Code-capable large language model (LLM) agents are embedded in software engineering workflows where they can read, write, and execute code, raising "jailbreak" stakes beyond text-only settings. Prior evaluations emphasize refusal or harmful-text detection, leaving open whether agents compile and run malicious programs. We present JAWS-Bench (Jailbreaks Across WorkSpaces), a benchmark spanning three escalating workspace regimes mirroring attacker capability: empty (JAWS-0), single-file (JAWS-1), and multi-file (JAWS-M). We pair this with a hierarchical, executable-aware Judge Framework that tests (i) compliance, (ii) attack success, (iii) syntactic correctness, and (iv) runtime executability, to measure deployable harm. Across seven LLM backends from five families, prompt-only attacks in JAWS-0 achieve 61% compliance; 58% are harmful, 52% parse, and 27% run end-to-end. In JAWS-1, compliance reaches ~100% for stronger models with a mean ASR (Attack Success Rate) ~71%; JAWS-M raises mean ASR to ~75%, with 32% runnable attack code. Wrapping an LLM in an agent increases ASR by 1.6$\times$, by overturning initial refusals during planning and tool use. Similar trends hold for OpenHands, SWE-Agent, and OpenAI Codex, suggesting our JAWS-Bench is agent-agnostic. Category analyses identify which attack classes are most vulnerable and deployable, motivating execution-aware defenses and refusal-preserving agent designs.

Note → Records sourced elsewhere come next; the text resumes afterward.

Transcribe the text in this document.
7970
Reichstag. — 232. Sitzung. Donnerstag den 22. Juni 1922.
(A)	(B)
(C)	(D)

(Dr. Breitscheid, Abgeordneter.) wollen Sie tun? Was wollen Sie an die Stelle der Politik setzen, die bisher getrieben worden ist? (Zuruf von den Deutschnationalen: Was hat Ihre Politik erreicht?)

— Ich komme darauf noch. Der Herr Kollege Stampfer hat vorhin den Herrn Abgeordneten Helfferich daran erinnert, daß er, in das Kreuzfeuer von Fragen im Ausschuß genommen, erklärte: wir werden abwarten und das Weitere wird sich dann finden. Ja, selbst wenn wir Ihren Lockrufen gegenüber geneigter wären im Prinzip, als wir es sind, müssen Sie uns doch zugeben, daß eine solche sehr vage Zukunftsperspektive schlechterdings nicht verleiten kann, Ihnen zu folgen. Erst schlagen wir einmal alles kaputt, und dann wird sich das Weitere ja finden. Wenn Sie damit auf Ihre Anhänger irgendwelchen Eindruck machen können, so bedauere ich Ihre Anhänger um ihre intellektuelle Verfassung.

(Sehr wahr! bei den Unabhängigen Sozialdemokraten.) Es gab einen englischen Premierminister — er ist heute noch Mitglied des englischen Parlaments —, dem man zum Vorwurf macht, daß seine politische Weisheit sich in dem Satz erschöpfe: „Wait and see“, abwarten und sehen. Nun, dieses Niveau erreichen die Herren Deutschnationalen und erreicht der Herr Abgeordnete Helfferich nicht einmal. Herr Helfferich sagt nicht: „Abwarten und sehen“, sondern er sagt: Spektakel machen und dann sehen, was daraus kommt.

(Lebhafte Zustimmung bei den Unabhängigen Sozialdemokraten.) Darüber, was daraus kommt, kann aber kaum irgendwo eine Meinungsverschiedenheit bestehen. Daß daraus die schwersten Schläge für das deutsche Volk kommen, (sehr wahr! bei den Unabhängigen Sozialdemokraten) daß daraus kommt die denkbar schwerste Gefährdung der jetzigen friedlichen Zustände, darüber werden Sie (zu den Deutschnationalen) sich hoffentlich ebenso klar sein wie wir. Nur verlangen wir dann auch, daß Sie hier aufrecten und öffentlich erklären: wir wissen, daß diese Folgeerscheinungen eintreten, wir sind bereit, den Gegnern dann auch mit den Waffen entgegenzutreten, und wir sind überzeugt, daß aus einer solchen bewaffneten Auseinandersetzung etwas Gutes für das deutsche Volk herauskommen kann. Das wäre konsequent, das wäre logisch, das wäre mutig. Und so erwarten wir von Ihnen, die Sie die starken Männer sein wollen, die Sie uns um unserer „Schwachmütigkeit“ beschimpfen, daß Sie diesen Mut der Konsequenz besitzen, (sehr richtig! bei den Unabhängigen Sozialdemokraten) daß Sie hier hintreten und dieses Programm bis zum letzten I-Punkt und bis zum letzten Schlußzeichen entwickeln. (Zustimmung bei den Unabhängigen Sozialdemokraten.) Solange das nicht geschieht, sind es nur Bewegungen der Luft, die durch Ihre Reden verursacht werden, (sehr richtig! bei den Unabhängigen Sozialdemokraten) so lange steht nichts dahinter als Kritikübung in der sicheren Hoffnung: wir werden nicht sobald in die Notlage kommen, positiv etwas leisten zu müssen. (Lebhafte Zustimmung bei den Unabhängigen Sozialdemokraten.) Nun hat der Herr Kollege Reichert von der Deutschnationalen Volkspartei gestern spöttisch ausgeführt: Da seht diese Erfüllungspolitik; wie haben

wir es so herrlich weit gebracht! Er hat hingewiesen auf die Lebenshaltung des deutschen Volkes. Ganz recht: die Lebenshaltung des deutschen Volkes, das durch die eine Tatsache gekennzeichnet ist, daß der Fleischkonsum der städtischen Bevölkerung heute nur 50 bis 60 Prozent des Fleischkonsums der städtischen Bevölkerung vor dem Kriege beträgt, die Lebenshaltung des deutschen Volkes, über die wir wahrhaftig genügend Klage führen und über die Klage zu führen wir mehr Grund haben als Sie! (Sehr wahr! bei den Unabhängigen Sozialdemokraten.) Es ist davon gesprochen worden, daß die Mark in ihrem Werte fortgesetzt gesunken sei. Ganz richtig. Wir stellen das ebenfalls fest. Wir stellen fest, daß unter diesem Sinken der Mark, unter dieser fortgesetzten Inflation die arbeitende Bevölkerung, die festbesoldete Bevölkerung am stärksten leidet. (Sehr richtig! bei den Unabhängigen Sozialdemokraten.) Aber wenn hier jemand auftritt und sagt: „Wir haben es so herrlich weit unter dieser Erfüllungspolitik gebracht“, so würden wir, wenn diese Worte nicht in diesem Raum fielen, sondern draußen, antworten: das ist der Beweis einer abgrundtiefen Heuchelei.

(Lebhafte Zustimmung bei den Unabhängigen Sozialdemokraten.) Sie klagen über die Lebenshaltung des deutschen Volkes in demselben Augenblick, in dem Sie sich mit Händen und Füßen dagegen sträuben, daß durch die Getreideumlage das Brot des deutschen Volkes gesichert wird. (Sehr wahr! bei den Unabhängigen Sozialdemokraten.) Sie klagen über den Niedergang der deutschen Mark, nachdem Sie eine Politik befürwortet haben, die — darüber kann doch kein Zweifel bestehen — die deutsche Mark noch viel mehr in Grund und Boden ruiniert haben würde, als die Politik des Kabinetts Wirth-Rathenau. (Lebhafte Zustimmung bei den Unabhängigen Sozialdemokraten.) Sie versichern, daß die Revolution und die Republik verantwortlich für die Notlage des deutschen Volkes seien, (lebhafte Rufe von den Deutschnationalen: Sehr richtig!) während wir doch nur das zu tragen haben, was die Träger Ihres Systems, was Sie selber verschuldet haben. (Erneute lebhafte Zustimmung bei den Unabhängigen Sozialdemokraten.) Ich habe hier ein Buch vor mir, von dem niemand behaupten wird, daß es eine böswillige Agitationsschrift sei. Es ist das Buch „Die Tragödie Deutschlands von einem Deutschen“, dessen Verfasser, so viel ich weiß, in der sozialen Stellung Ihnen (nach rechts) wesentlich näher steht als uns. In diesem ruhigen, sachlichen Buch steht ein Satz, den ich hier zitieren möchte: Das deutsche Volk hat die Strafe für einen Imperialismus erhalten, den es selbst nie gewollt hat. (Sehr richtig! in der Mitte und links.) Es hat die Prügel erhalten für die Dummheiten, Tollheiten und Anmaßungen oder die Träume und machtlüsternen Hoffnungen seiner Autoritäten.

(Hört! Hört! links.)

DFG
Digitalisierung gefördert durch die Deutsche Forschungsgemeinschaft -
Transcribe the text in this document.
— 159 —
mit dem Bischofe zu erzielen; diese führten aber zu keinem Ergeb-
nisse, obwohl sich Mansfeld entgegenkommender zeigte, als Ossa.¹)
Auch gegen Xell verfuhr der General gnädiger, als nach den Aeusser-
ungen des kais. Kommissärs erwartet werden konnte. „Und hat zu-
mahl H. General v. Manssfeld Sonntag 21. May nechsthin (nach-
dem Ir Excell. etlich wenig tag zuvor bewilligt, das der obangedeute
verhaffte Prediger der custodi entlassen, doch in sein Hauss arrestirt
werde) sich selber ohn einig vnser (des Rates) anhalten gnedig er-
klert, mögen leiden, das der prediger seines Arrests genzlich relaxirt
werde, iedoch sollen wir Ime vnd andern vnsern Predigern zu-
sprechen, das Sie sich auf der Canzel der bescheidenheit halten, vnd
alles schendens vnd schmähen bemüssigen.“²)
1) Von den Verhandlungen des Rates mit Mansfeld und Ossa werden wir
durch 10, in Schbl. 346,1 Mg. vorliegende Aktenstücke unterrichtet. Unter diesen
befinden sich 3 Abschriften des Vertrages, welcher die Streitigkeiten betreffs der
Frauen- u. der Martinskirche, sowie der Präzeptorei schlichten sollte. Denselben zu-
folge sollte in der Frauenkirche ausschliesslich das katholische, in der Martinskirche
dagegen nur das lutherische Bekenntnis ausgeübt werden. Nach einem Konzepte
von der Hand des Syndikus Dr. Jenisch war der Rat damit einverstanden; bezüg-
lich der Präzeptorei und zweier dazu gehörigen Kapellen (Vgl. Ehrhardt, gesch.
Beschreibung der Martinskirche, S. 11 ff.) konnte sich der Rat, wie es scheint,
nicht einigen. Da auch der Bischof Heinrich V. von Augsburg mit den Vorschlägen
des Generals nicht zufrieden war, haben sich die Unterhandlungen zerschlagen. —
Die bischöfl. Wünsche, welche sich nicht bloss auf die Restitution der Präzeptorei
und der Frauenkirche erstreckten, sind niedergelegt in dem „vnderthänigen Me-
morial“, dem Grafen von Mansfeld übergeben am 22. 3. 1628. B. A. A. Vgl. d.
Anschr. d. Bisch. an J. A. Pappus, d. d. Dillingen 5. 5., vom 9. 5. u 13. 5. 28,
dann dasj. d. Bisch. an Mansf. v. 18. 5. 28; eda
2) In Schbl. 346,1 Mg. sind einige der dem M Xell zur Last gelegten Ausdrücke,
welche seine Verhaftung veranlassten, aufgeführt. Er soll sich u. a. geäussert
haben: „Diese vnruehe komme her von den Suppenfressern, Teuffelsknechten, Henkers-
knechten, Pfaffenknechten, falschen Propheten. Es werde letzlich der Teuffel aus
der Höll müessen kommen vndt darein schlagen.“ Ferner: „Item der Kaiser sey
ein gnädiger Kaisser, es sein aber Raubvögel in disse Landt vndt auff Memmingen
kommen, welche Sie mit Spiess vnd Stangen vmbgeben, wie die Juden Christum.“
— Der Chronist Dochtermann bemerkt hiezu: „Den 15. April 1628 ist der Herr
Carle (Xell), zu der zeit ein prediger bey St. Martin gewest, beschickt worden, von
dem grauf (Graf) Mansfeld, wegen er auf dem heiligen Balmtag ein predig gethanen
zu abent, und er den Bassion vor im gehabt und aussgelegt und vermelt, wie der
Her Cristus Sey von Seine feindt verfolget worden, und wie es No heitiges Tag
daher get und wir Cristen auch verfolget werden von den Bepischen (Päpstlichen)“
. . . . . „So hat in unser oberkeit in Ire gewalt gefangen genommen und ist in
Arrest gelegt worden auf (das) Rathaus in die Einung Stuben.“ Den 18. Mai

翻译：具备代码能力的大型语言模型（LLM）代理嵌入在软件工程工作流程中，能够读取、编写和执行代码，这使得“越狱”风险超越了纯文本场景。以往的评估侧重于拒绝响应或有害文本检测，而未探讨代理是否会编译并运行恶意程序。我们提出JAWS-Bench（工作空间越狱基准测试），该基准涵盖三个逐步升级的工作空间场景以映射攻击者能力：空工作空间（JAWS-0）、单文件工作空间（JAWS-1）和多文件工作空间（JAWS-M）。我们将其与分层的、可执行感知的判据框架相结合，通过测试（i）合规性、（ii）攻击成功率、（iii）语法正确性以及（iv）运行时可执行性，来评估可部署的危害。在来自五个家族的七个LLM后端的测试中，JAWS-0中的纯提示攻击实现了61%的合规性；其中58%具有危害性，52%可解析，27%可端到端运行。在JAWS-1中，对于更强模型，合规性达到约100%，平均ASR（攻击成功率）约为71%；JAWS-M将平均ASR提升至约75%，其中32%为可运行的攻击代码。将LLM封装在代理中会使ASR提升1.6倍，原因是代理在规划和工具使用过程中推翻了初始拒绝响应。类似趋势在OpenHands、SWE-Agent和OpenAI Codex中同样成立，这表明JAWS-Bench是代理无关的。分类分析确定了最易受攻击且最具可部署性的攻击类别，这激励了可执行感知的防御机制以及保留拒绝能力的代理设计。